LICERIO DIZON, Complainant,


vs.
ATTY. MARCELINO CABUCANA, JR., Respondent.
FACTS:
A petition for disbarment was filed against Atty. Cabucana, Jr. for falsification of public document.
Complainant alleged that he was one of the would-be-buyers of a parcel of land owned by the heirs of the
late Florentino Callangan, namely, Susana, Jun and Angeleta, all surnamed Callangan who were parties in Civil
Case No. 1-689 filed before the Municipal Trial Court in Cities, Branch I, Santiago City (MTCC); that on
November 6, 2003, a compromise agreement was executed by the parties in the said case and notarized
before Atty. Cabucana on the same date it was signed at the MTCC; that at the hearing conducted on
December 11, 2003 regarding the due execution and the veracity of the compromise agreement, the
signatories therein testified that they signed the instrument in the court room of MTCC but not in the
presence of Atty. Cabucana as Notary Public; that because of the irregularity in the due execution of the
Compromise Agreement, there was undue delay in the resolution/decision of Civil Case No. 1-689 which
caused damage and injury to complainant; that Atty. Cabucana violated the Notarial Law in notarizing the
document in the absence of most of the signatories/affiants; and that he should be sanctioned in accordance
with Rule 138, Section 27 of the Rules of Code and Code of Professional Responsibility. Complainant further
alleged that Atty. Cabucana uttered grave threats against him on July 20, 2004 after the hearing of the said
case in MTCC.
ISSUE:
WON the respondent violated the Notarial Law Sec. 2 (b)
HELD:
YES, The requirement of personal appearance of the affiant is required under the Notarial Law and Section 2
(b) of Rule IV of the Rules on Notarial Practice of 2004. The Supreme Court held that as a notary public, Atty.

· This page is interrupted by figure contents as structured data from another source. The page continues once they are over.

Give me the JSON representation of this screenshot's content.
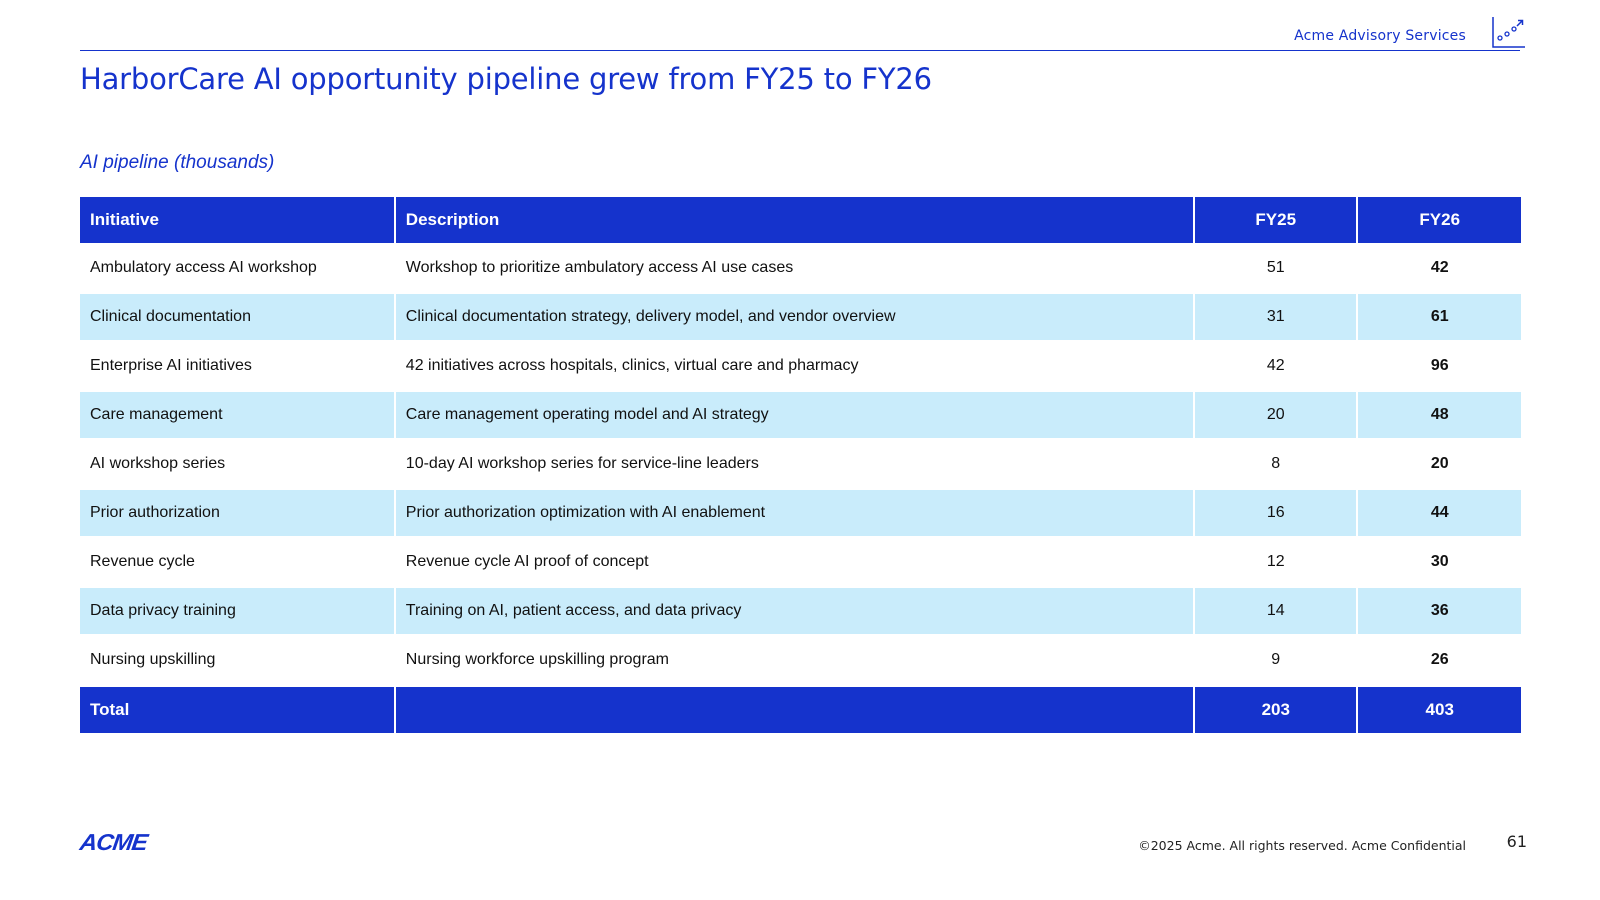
{
  "header": {
    "brand_text": "Acme Advisory Services",
    "brand_icon": "rising-dots-arrow-icon",
    "title": "HarborCare AI opportunity pipeline grew from FY25 to FY26"
  },
  "table": {
    "caption": "AI pipeline (thousands)",
    "columns": [
      "Initiative",
      "Description",
      "FY25",
      "FY26"
    ],
    "rows": [
      {
        "initiative": "Ambulatory access AI workshop",
        "description": "Workshop to prioritize ambulatory access AI use cases",
        "fy25": "51",
        "fy26": "42"
      },
      {
        "initiative": "Clinical documentation",
        "description": "Clinical documentation strategy, delivery model, and vendor overview",
        "fy25": "31",
        "fy26": "61"
      },
      {
        "initiative": "Enterprise AI initiatives",
        "description": "42 initiatives across hospitals, clinics, virtual care and pharmacy",
        "fy25": "42",
        "fy26": "96"
      },
      {
        "initiative": "Care management",
        "description": "Care management operating model and AI strategy",
        "fy25": "20",
        "fy26": "48"
      },
      {
        "initiative": "AI workshop series",
        "description": "10-day AI workshop series for service-line leaders",
        "fy25": "8",
        "fy26": "20"
      },
      {
        "initiative": "Prior authorization",
        "description": "Prior authorization optimization with AI enablement",
        "fy25": "16",
        "fy26": "44"
      },
      {
        "initiative": "Revenue cycle",
        "description": "Revenue cycle AI proof of concept",
        "fy25": "12",
        "fy26": "30"
      },
      {
        "initiative": "Data privacy training",
        "description": "Training on AI, patient access, and data privacy",
        "fy25": "14",
        "fy26": "36"
      },
      {
        "initiative": "Nursing upskilling",
        "description": "Nursing workforce upskilling program",
        "fy25": "9",
        "fy26": "26"
      }
    ],
    "total": {
      "label": "Total",
      "description": "",
      "fy25": "203",
      "fy26": "403"
    }
  },
  "colors": {
    "brand_blue": "#1533cc",
    "stripe_blue": "#c9ecfb"
  },
  "footer": {
    "logo_text": "ACME",
    "copyright": "©2025 Acme. All rights reserved. Acme Confidential",
    "page_number": "61"
  }
}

Cabucana, Jr. should not notarize a document unless the person who signs it is the same person executing it
and personally appearing before him to attest to the truth of its contents. This is to enable him to verify the
genuineness of the signature of the acknowledging party and to ascertain that the document is the partys
free and voluntary act and deed. Thus, Atty. Cabucana, Jr. was found violating Rule 1.01, Canon 1 of the Code
of Professional Responsibility and suspended from the practice of law for three months. His notarial
commission was revoked and he was prohibited from being commissioned as a notary public for two years.